L'importante, per la Corte di Appello, è in ogni caso la compatibilità della clausola di non rinnovabilità (informata, ove intervenga alla prima scadenza) ai parametri di tassatività previsti dagli artt. 29 della l. n. 392/1978 e art. 3 della l. n. 431/1998. Il tutto al fine di consentire al conduttore di appurare la fondatezza delle motivazioni addotte alla fine della locazione.

Sulla validità della clausola con la quale i contraenti, in sede di conclusione del contratto, stabiliscono la non rinnovazione dello stesso, a scadenza raggiunta, si possono ravvisare due diversi orientamenti.

Parte della dottrina, sostenendo l'invalidità di una siffatta clausola, considera la previsione di una disdetta contestuale alla formazione del contratto come una modificazione “del tipo contrattuale adottato dal legislatore, attraverso un artificio formale che riconduce la locazione al tipo negoziale a tempo determinato tout court non prescelto dallo stesso”. Secondo questo orientamento, la clausola contrattuale di non rinnovabilità alla prima scadenza comporterebbe quindi l'alterazione del contenuto della locazione che, secondo il modello legale tipico ed inderogabile, “deve caratterizzarsi per un doppio ciclo di durata minima ed uniforme” (Izzo).

Viceversa, ad avviso della Corte d'Appello di Genova - al pari di precedenti giurisprudenziali di rilievo - è pienamente valida la clausola di non rinnovo del contratto alla seconda scadenza contrattuale. Per il giudice di secondo grado, infatti, deve essere considerata valida tale clausola purché però la medesima sia formulata in modo da far conoscere inequivocabilmente al conduttore la cessazione, anche in assenza di ulteriore disdetta, del rapporto locativo.
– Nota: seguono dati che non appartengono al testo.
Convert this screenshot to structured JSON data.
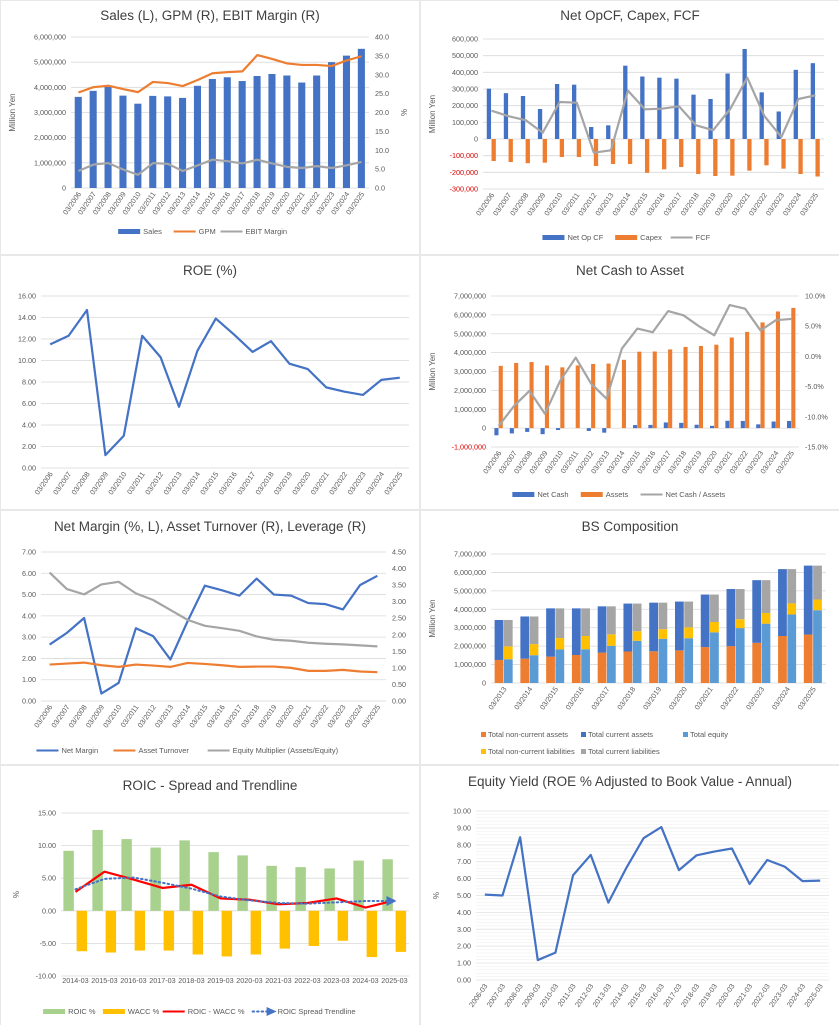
{
  "chart_data": [
    {
      "id": "sales",
      "type": "bar",
      "title": "Sales (L), GPM (R), EBIT Margin (R)",
      "ylabel": "Million Yen",
      "y2label": "%",
      "ylim": [
        0,
        6000000
      ],
      "y2lim": [
        0,
        40
      ],
      "yticks": [
        "0",
        "1,000,000",
        "2,000,000",
        "3,000,000",
        "4,000,000",
        "5,000,000",
        "6,000,000"
      ],
      "y2ticks": [
        "0.0",
        "5.0",
        "10.0",
        "15.0",
        "20.0",
        "25.0",
        "30.0",
        "35.0",
        "40.0"
      ],
      "categories": [
        "03/2006",
        "03/2007",
        "03/2008",
        "03/2009",
        "03/2010",
        "03/2011",
        "03/2012",
        "03/2013",
        "03/2014",
        "03/2015",
        "03/2016",
        "03/2017",
        "03/2018",
        "03/2019",
        "03/2020",
        "03/2021",
        "03/2022",
        "03/2023",
        "03/2024",
        "03/2025"
      ],
      "series": [
        {
          "name": "Sales",
          "kind": "bar",
          "axis": "left",
          "color": "#4472c4",
          "values": [
            3620000,
            3860000,
            4020000,
            3670000,
            3350000,
            3660000,
            3640000,
            3580000,
            4060000,
            4330000,
            4400000,
            4250000,
            4450000,
            4530000,
            4470000,
            4190000,
            4470000,
            5000000,
            5260000,
            5530000
          ]
        },
        {
          "name": "GPM",
          "kind": "line",
          "axis": "right",
          "color": "#ed7d31",
          "values": [
            25.3,
            26.7,
            27.1,
            26.2,
            25.4,
            28.1,
            27.8,
            27.0,
            28.6,
            30.4,
            30.7,
            30.9,
            35.2,
            34.2,
            33.0,
            32.6,
            32.6,
            32.3,
            33.8,
            34.9
          ]
        },
        {
          "name": "EBIT Margin",
          "kind": "line",
          "axis": "right",
          "color": "#a5a5a5",
          "values": [
            4.5,
            6.2,
            6.6,
            4.9,
            3.5,
            6.6,
            6.4,
            4.5,
            6.0,
            7.5,
            7.1,
            6.5,
            7.5,
            6.5,
            5.6,
            5.3,
            5.8,
            5.3,
            6.0,
            6.9
          ]
        }
      ]
    },
    {
      "id": "cashflow",
      "type": "bar",
      "title": "Net OpCF, Capex, FCF",
      "ylabel": "Million Yen",
      "ylim": [
        -300000,
        600000
      ],
      "yticks": [
        "-300,000",
        "-200,000",
        "-100,000",
        "0",
        "100,000",
        "200,000",
        "300,000",
        "400,000",
        "500,000",
        "600,000"
      ],
      "categories": [
        "03/2006",
        "03/2007",
        "03/2008",
        "03/2009",
        "03/2010",
        "03/2011",
        "03/2012",
        "03/2013",
        "03/2014",
        "03/2015",
        "03/2016",
        "03/2017",
        "03/2018",
        "03/2019",
        "03/2020",
        "03/2021",
        "03/2022",
        "03/2023",
        "03/2024",
        "03/2025"
      ],
      "series": [
        {
          "name": "Net Op CF",
          "kind": "bar",
          "color": "#4472c4",
          "values": [
            302000,
            275000,
            258000,
            180000,
            330000,
            326000,
            72000,
            82000,
            440000,
            375000,
            368000,
            362000,
            266000,
            240000,
            393000,
            540000,
            280000,
            165000,
            415000,
            455000
          ]
        },
        {
          "name": "Capex",
          "kind": "bar",
          "color": "#ed7d31",
          "values": [
            -132000,
            -138000,
            -145000,
            -142000,
            -108000,
            -108000,
            -162000,
            -150000,
            -150000,
            -203000,
            -182000,
            -168000,
            -210000,
            -222000,
            -220000,
            -190000,
            -158000,
            -178000,
            -210000,
            -225000
          ]
        },
        {
          "name": "FCF",
          "kind": "line",
          "color": "#a5a5a5",
          "values": [
            170000,
            137000,
            113000,
            38000,
            222000,
            218000,
            -82000,
            -68000,
            290000,
            178000,
            182000,
            196000,
            82000,
            53000,
            180000,
            368000,
            138000,
            12000,
            240000,
            262000
          ]
        }
      ]
    },
    {
      "id": "roe",
      "type": "line",
      "title": "ROE (%)",
      "ylim": [
        0,
        16
      ],
      "yticks": [
        "0.00",
        "2.00",
        "4.00",
        "6.00",
        "8.00",
        "10.00",
        "12.00",
        "14.00",
        "16.00"
      ],
      "categories": [
        "03/2006",
        "03/2007",
        "03/2008",
        "03/2009",
        "03/2010",
        "03/2011",
        "03/2012",
        "03/2013",
        "03/2014",
        "03/2015",
        "03/2016",
        "03/2017",
        "03/2018",
        "03/2019",
        "03/2020",
        "03/2021",
        "03/2022",
        "03/2023",
        "03/2024",
        "03/2025"
      ],
      "series": [
        {
          "name": "ROE",
          "kind": "line",
          "color": "#4472c4",
          "values": [
            11.5,
            12.3,
            14.7,
            1.2,
            3.0,
            12.3,
            10.3,
            5.7,
            10.9,
            13.9,
            12.4,
            10.8,
            11.8,
            9.7,
            9.2,
            7.5,
            7.1,
            6.8,
            8.2,
            8.4
          ]
        }
      ]
    },
    {
      "id": "netcash",
      "type": "bar",
      "title": "Net Cash to Asset",
      "ylabel": "Million Yen",
      "ylim": [
        -1000000,
        7000000
      ],
      "y2lim": [
        -15,
        10
      ],
      "yticks": [
        "-1,000,000",
        "0",
        "1,000,000",
        "2,000,000",
        "3,000,000",
        "4,000,000",
        "5,000,000",
        "6,000,000",
        "7,000,000"
      ],
      "y2ticks": [
        "-15.0%",
        "-10.0%",
        "-5.0%",
        "0.0%",
        "5.0%",
        "10.0%"
      ],
      "categories": [
        "03/2006",
        "03/2007",
        "03/2008",
        "03/2009",
        "03/2010",
        "03/2011",
        "03/2012",
        "03/2013",
        "03/2014",
        "03/2015",
        "03/2016",
        "03/2017",
        "03/2018",
        "03/2019",
        "03/2020",
        "03/2021",
        "03/2022",
        "03/2023",
        "03/2024",
        "03/2025"
      ],
      "series": [
        {
          "name": "Net Cash",
          "kind": "bar",
          "axis": "left",
          "color": "#4472c4",
          "values": [
            -380000,
            -280000,
            -200000,
            -320000,
            -100000,
            0,
            -150000,
            -240000,
            0,
            160000,
            170000,
            300000,
            280000,
            180000,
            120000,
            390000,
            380000,
            200000,
            350000,
            380000
          ]
        },
        {
          "name": "Assets",
          "kind": "bar",
          "axis": "left",
          "color": "#ed7d31",
          "values": [
            3300000,
            3450000,
            3500000,
            3320000,
            3220000,
            3320000,
            3400000,
            3420000,
            3620000,
            4050000,
            4060000,
            4170000,
            4300000,
            4350000,
            4420000,
            4800000,
            5100000,
            5600000,
            6180000,
            6370000
          ]
        },
        {
          "name": "Net Cash / Assets",
          "kind": "line",
          "axis": "right",
          "color": "#a5a5a5",
          "values": [
            -11.5,
            -8.2,
            -5.7,
            -9.5,
            -4.0,
            -0.2,
            -4.5,
            -7.0,
            1.3,
            4.6,
            4.0,
            7.5,
            6.8,
            5.0,
            3.5,
            8.5,
            7.9,
            4.3,
            6.0,
            6.2
          ]
        }
      ]
    },
    {
      "id": "dupont",
      "type": "line",
      "title": "Net Margin (%, L), Asset Turnover (R), Leverage (R)",
      "ylim": [
        0,
        7
      ],
      "y2lim": [
        0,
        4.5
      ],
      "yticks": [
        "0.00",
        "1.00",
        "2.00",
        "3.00",
        "4.00",
        "5.00",
        "6.00",
        "7.00"
      ],
      "y2ticks": [
        "0.00",
        "0.50",
        "1.00",
        "1.50",
        "2.00",
        "2.50",
        "3.00",
        "3.50",
        "4.00",
        "4.50"
      ],
      "categories": [
        "03/2006",
        "03/2007",
        "03/2008",
        "03/2009",
        "03/2010",
        "03/2011",
        "03/2012",
        "03/2013",
        "03/2014",
        "03/2015",
        "03/2016",
        "03/2017",
        "03/2018",
        "03/2019",
        "03/2020",
        "03/2021",
        "03/2022",
        "03/2023",
        "03/2024",
        "03/2025"
      ],
      "series": [
        {
          "name": "Net Margin",
          "kind": "line",
          "axis": "left",
          "color": "#4472c4",
          "values": [
            2.65,
            3.2,
            3.9,
            0.35,
            0.85,
            3.42,
            3.05,
            1.95,
            3.75,
            5.42,
            5.2,
            4.95,
            5.75,
            5.0,
            4.95,
            4.6,
            4.55,
            4.3,
            5.45,
            5.88
          ]
        },
        {
          "name": "Asset Turnover",
          "kind": "line",
          "axis": "right",
          "color": "#ed7d31",
          "values": [
            1.1,
            1.13,
            1.16,
            1.08,
            1.03,
            1.1,
            1.07,
            1.03,
            1.15,
            1.12,
            1.08,
            1.03,
            1.04,
            1.04,
            1.0,
            0.91,
            0.91,
            0.94,
            0.89,
            0.87
          ]
        },
        {
          "name": "Equity Multiplier (Assets/Equity)",
          "kind": "line",
          "axis": "right",
          "color": "#a5a5a5",
          "values": [
            3.88,
            3.38,
            3.22,
            3.52,
            3.6,
            3.25,
            3.05,
            2.75,
            2.45,
            2.27,
            2.2,
            2.12,
            1.95,
            1.85,
            1.82,
            1.76,
            1.73,
            1.71,
            1.68,
            1.65
          ]
        }
      ]
    },
    {
      "id": "bs",
      "type": "bar",
      "title": "BS Composition",
      "ylabel": "Million Yen",
      "ylim": [
        0,
        7000000
      ],
      "yticks": [
        "0",
        "1,000,000",
        "2,000,000",
        "3,000,000",
        "4,000,000",
        "5,000,000",
        "6,000,000",
        "7,000,000"
      ],
      "categories": [
        "03/2013",
        "03/2014",
        "03/2015",
        "03/2016",
        "03/2017",
        "03/2018",
        "03/2019",
        "03/2020",
        "03/2021",
        "03/2022",
        "03/2023",
        "03/2024",
        "03/2025"
      ],
      "series": [
        {
          "name": "Total non-current assets",
          "stack": "assets",
          "color": "#ed7d31",
          "values": [
            1250000,
            1320000,
            1430000,
            1520000,
            1650000,
            1710000,
            1720000,
            1770000,
            1950000,
            2000000,
            2180000,
            2550000,
            2630000
          ]
        },
        {
          "name": "Total current assets",
          "stack": "assets",
          "color": "#4472c4",
          "values": [
            2170000,
            2290000,
            2620000,
            2530000,
            2510000,
            2600000,
            2640000,
            2650000,
            2850000,
            3100000,
            3400000,
            3630000,
            3740000
          ]
        },
        {
          "name": "Total equity",
          "stack": "liab",
          "color": "#5b9bd5",
          "values": [
            1290000,
            1510000,
            1820000,
            1830000,
            2020000,
            2290000,
            2400000,
            2430000,
            2750000,
            2980000,
            3220000,
            3720000,
            3950000
          ]
        },
        {
          "name": "Total non-current liabilities",
          "stack": "liab",
          "color": "#ffc000",
          "values": [
            700000,
            600000,
            620000,
            720000,
            620000,
            520000,
            520000,
            590000,
            560000,
            480000,
            580000,
            600000,
            580000
          ]
        },
        {
          "name": "Total current liabilities",
          "stack": "liab",
          "color": "#a5a5a5",
          "values": [
            1430000,
            1500000,
            1610000,
            1500000,
            1520000,
            1500000,
            1440000,
            1400000,
            1490000,
            1640000,
            1780000,
            1860000,
            1840000
          ]
        }
      ],
      "legend": [
        "Total non-current assets",
        "Total current assets",
        "Total equity",
        "Total non-current liabilities",
        "Total current liabilities"
      ]
    },
    {
      "id": "roic",
      "type": "bar",
      "title": "ROIC - Spread and Trendline",
      "ylabel": "%",
      "ylim": [
        -10,
        15
      ],
      "yticks": [
        "-10.00",
        "-5.00",
        "0.00",
        "5.00",
        "10.00",
        "15.00"
      ],
      "categories": [
        "2014-03",
        "2015-03",
        "2016-03",
        "2017-03",
        "2018-03",
        "2019-03",
        "2020-03",
        "2021-03",
        "2022-03",
        "2023-03",
        "2024-03",
        "2025-03"
      ],
      "series": [
        {
          "name": "ROIC %",
          "kind": "bar",
          "color": "#a9d18e",
          "values": [
            9.2,
            12.4,
            11.0,
            9.7,
            10.8,
            9.0,
            8.5,
            6.9,
            6.7,
            6.5,
            7.7,
            7.9
          ]
        },
        {
          "name": "WACC %",
          "kind": "bar",
          "color": "#ffc000",
          "values": [
            -6.2,
            -6.4,
            -6.1,
            -6.1,
            -6.7,
            -7.0,
            -6.7,
            -5.8,
            -5.4,
            -4.6,
            -7.1,
            -6.3
          ]
        },
        {
          "name": "ROIC - WACC %",
          "kind": "line",
          "color": "#ff0000",
          "values": [
            2.9,
            6.0,
            4.8,
            3.5,
            4.0,
            1.9,
            1.7,
            1.0,
            1.2,
            1.9,
            0.5,
            1.6
          ]
        },
        {
          "name": "ROIC Spread Trendline",
          "kind": "trend",
          "color": "#4472c4",
          "values": [
            3.3,
            4.9,
            5.1,
            4.3,
            3.4,
            2.2,
            1.6,
            1.2,
            1.1,
            1.3,
            1.5,
            1.5
          ]
        }
      ]
    },
    {
      "id": "equityyield",
      "type": "line",
      "title": "Equity Yield (ROE % Adjusted to Book Value - Annual)",
      "ylabel": "%",
      "ylim": [
        0,
        10
      ],
      "yticks": [
        "0.00",
        "1.00",
        "2.00",
        "3.00",
        "4.00",
        "5.00",
        "6.00",
        "7.00",
        "8.00",
        "9.00",
        "10.00"
      ],
      "categories": [
        "2006-03",
        "2007-03",
        "2008-03",
        "2009-03",
        "2010-03",
        "2011-03",
        "2012-03",
        "2013-03",
        "2014-03",
        "2015-03",
        "2016-03",
        "2017-03",
        "2018-03",
        "2019-03",
        "2020-03",
        "2021-03",
        "2022-03",
        "2023-03",
        "2024-03",
        "2025-03"
      ],
      "series": [
        {
          "name": "Equity Yield",
          "kind": "line",
          "color": "#4472c4",
          "values": [
            5.05,
            5.0,
            8.45,
            1.18,
            1.62,
            6.2,
            7.4,
            4.58,
            6.6,
            8.4,
            9.05,
            6.5,
            7.38,
            7.6,
            7.78,
            5.68,
            7.1,
            6.7,
            5.85,
            5.88
          ]
        }
      ]
    }
  ]
}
Da ciò deriva che deve essere confermata alle parti la facoltà, nello stipulare il contratto di locazione, di stabilire le modalità di fine rapporto, “essendo l'efficacia dell'atto di disdetta correlata soltanto alla sua efficacia notificativa” (ovvero alla sua idoneità ad assicurare l'effettiva conoscenza, da parte del conduttore, della futura cessazione del rapporto alla sua scadenza). “In mancanza di un divieto formale, ovvero di contrasto con gli assetti di interesse tutelati dalla legislazione speciale, appare infondata l'asserzione che postuli una disdetta necessariamente successiva al perfezionamento del contratto” (Mascia, Masoni).

Dottrina consolidata sostiene, in proposito, che una siffatta clausola avrebbe come effetto non una deroga al ciclo di durata minima garantita dalle normative sulla locazione, quanto piuttosto alla previsione dell'art. 1597 c.c., che, agli effetti dell'esclusione della rinnovazione del contratto, richiede il previo invio della disdetta. In difetto di tempestiva disdetta, l'effetto della non rinnovazione del contratto sarebbe direttamente ricollegabile a tale clausola, legittimando l'instaurazione del procedimento di sfratto per finita locazione.

Riferimenti

Mascia, Valida la clausola di risoluzione del contratto di locazione dopo il primo rinnovo tacito, in IUS Condominio e locazione, 2022;

Masoni, L'estinzione del rapporto di locazione. Profili sostanziali e processuali, Milano, 2011, 343;

Masoni, La clausola di non rinnovo alla seconda scadenza della locazione, in Immob. & diritto, 2011, fasc. 2, 45;

Izzo, La disdetta contestuale al contratto di locazione, in Giust. civ., 1995, I, 2381.